Neurosurgery is certainly not alone among medical specialties in its development of ML-based technologies for use in clinical settings. For example, in otolaryngology (ENT), researchers have developed ML-powered AR overlays driven by CT imaging and intraoperative endoscope video to provide trajectories to surgeons during sinus operations (Citardi et al., 2015). Additionally, in urology, the deep learning model HRNetV2 has demonstrated strong performance in intelligent bladder lesion detection during cystoscopy, showing potential to improve detection accuracy in clinical practice, which is crucial for early tumor diagnosis (Ye et al., 2025). Finally, colorectal surgeons and gastroenterologists are investigating the ability of computer-aided detection systems to increase the detection rates of precancerous adenomas during colonoscopy (Park et al., 2024).
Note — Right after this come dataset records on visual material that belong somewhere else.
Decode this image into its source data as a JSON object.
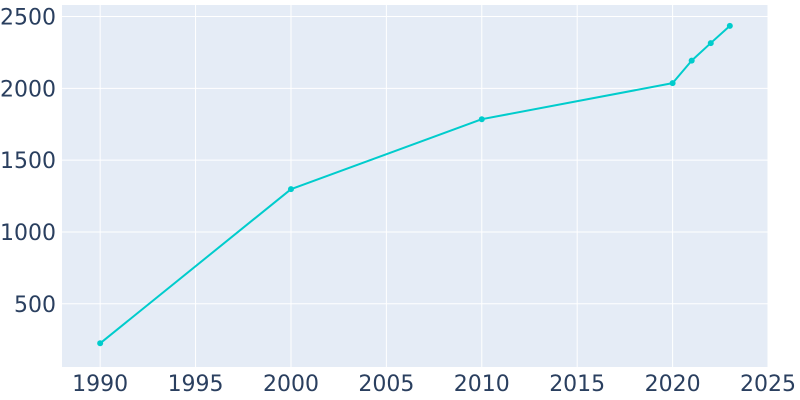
{
  "chart_data": {
    "type": "line",
    "title": "",
    "xlabel": "",
    "ylabel": "",
    "xlim": [
      1988,
      2025
    ],
    "ylim": [
      60,
      2580
    ],
    "x_ticks": [
      1990,
      1995,
      2000,
      2005,
      2010,
      2015,
      2020,
      2025
    ],
    "y_ticks": [
      500,
      1000,
      1500,
      2000,
      2500
    ],
    "x_tick_labels": [
      "1990",
      "1995",
      "2000",
      "2005",
      "2010",
      "2015",
      "2020",
      "2025"
    ],
    "y_tick_labels": [
      "500",
      "1000",
      "1500",
      "2000",
      "2500"
    ],
    "grid": true,
    "legend": "none",
    "colors": {
      "plot_background": "#e5ecf6",
      "grid": "#ffffff",
      "line": "#00cccc",
      "text": "#2a3f5f"
    },
    "series": [
      {
        "x": [
          1990,
          2000,
          2010,
          2020,
          2021,
          2022,
          2023
        ],
        "y": [
          225,
          1298,
          1785,
          2036,
          2193,
          2315,
          2435
        ]
      }
    ]
  }
}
Utilization of these AI-assisted programs holds significant promise to enhance cancer detection and facilitate earlier intervention.
Overall, the use of ML intraoperatively represents a rapidly expanding frontier in surgical innovation, with neurosurgery emerging as one of its most active and promising testing grounds. As illustrated by AR-guided navigation systems, real-time tissue classification platforms such as SLIMBRAIN, and ML-enhanced interpretation of intraoperative imaging, these technologies have the potential to meaningfully augment surgeon perception, reduce variability, and improve the precision of complex procedures. At the same time, concerns remain regarding the risks of overreliance on algorithmic guidance and surgeon deskilling, as automation may erode critical human expertise if it is used without adequate oversight and training (Hmido et al., 2025). Additionally, there are also unresolved questions of liability when ML-assisted decisions contribute to adverse outcomes, as current legal frameworks struggle to assign responsibility among clinicians, health systems, and device manufacturers (Cestonaro et al., 2023). Issues of transparency, validation across institutions, and integration into existing surgical workflows also pose critical barriers to widespread adoption. Nevertheless, given the magnitude of the potential benefit of improving clinical outcomes, the incentive to refine and responsibly deploy ML-based intraoperative tools remains strong. With continued interdisciplinary collaboration, rigorous clinical validation, and strategic governance, intraoperative ML is poised to become an increasingly important tool in achieving safer and more effective care.